In case you missed them the first time around, REvil came to global attention by hacking into various high-profile targets, pilfering secret documents, then threatening their release unless a ransom was paid. In a notable case, the group stole and published files from Apple supplier Quanta Computer, including some that spilled the beans on unreleased product designs.

Now, it looks like REvil’s sites on the dark web are back in action. According to Bleeping Computer, REvil’s websites are up and running and filled with information new and old, including a list of previous hacking victims alongside a couple of new ones. The hacking group’s domains are accessible through the Tor Browser, which masks URLs to facilitate user privacy.

Security researchers became aware of the new activity while monitoring the hacking forum RuTOR, where they saw an advertisement promoting REvil’s services with a new website that redirects to its old domain. The group’s updated services include an apparently improved version of the REvil ransomware, along with an 80/20 revenue-sharing model.

Does this mean that the original REvil crew has somehow been resurrected for another round of high-profile hacks and mischief? Well, that’s not entirely clear. Aside from the fact that the group was gutted by multiple law enforcement investigations around the world, there are other reasons to be suspicious.

For one thing, the website’s code is littered with references to other hacking groups, which might imply that a different malware gang has somehow taken control of REvil’s website. Another possibility is that the new site is a “honeypot” maintained by law enforcement or some other group and designed to capture information about potential clients of REvil.

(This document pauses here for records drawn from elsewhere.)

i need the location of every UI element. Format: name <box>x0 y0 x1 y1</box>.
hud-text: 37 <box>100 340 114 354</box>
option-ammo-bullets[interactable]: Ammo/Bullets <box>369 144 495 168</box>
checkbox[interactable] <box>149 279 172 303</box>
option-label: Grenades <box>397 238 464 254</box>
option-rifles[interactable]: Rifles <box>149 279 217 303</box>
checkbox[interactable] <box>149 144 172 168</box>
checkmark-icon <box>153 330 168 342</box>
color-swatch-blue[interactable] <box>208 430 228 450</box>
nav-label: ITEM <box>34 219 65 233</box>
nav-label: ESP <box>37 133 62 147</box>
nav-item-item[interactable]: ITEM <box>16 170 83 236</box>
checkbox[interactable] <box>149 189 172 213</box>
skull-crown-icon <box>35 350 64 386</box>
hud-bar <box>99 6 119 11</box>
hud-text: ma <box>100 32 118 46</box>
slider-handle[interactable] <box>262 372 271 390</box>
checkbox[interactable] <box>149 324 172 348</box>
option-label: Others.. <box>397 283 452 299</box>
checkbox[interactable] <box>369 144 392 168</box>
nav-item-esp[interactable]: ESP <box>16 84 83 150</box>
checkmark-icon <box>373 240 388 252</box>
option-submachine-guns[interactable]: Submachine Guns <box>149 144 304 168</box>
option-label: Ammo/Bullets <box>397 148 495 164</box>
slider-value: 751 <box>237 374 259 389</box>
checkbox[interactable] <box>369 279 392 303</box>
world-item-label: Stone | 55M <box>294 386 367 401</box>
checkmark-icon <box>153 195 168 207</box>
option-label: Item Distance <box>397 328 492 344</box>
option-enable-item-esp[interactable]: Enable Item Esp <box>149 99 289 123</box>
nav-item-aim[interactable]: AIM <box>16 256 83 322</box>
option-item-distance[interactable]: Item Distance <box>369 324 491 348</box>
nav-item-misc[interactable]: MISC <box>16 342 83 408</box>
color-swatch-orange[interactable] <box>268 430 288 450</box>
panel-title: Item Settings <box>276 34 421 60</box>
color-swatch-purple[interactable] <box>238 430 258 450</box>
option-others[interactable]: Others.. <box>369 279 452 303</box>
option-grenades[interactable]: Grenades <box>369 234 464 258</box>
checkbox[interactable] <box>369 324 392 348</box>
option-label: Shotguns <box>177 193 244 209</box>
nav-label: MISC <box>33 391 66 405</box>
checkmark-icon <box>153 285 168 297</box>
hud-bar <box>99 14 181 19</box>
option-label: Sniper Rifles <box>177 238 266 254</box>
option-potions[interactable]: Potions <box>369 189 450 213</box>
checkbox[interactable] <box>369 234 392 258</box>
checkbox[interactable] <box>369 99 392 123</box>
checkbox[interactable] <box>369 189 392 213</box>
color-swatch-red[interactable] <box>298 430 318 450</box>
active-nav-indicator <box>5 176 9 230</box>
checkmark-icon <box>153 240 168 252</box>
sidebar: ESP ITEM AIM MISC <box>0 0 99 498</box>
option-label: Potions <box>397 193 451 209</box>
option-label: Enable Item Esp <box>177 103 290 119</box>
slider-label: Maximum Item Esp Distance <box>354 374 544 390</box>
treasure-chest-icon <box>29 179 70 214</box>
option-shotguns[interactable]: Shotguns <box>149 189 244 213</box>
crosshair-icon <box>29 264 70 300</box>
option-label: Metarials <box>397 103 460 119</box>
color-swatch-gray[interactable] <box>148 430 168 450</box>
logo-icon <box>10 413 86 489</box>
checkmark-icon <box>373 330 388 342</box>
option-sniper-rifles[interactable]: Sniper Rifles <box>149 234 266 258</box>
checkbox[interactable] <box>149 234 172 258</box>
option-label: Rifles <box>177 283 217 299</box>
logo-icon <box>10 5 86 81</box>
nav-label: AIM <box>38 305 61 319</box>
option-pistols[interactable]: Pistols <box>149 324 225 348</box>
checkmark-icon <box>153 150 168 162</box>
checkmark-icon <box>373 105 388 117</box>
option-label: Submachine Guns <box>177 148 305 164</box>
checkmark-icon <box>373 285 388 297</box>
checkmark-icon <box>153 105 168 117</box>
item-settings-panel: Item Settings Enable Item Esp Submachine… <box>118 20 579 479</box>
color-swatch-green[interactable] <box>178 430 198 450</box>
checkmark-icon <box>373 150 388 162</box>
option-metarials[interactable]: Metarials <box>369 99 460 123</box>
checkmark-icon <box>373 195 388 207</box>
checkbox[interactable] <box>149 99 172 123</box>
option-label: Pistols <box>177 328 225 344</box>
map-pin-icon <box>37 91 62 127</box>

For now, the mystery remains unsolved. But if REvil is indeed back from the grave — or another hacking group has decided to take it over — it doesn’t bode particularly well for the future, especially considering the havoc caused by hacking group LAPSUS$ in recent months. If you want to stay safe, you can start by ensuring you’re protected by one of the best antivirus apps available and avoid clicking suspicious links on the web or in your emails.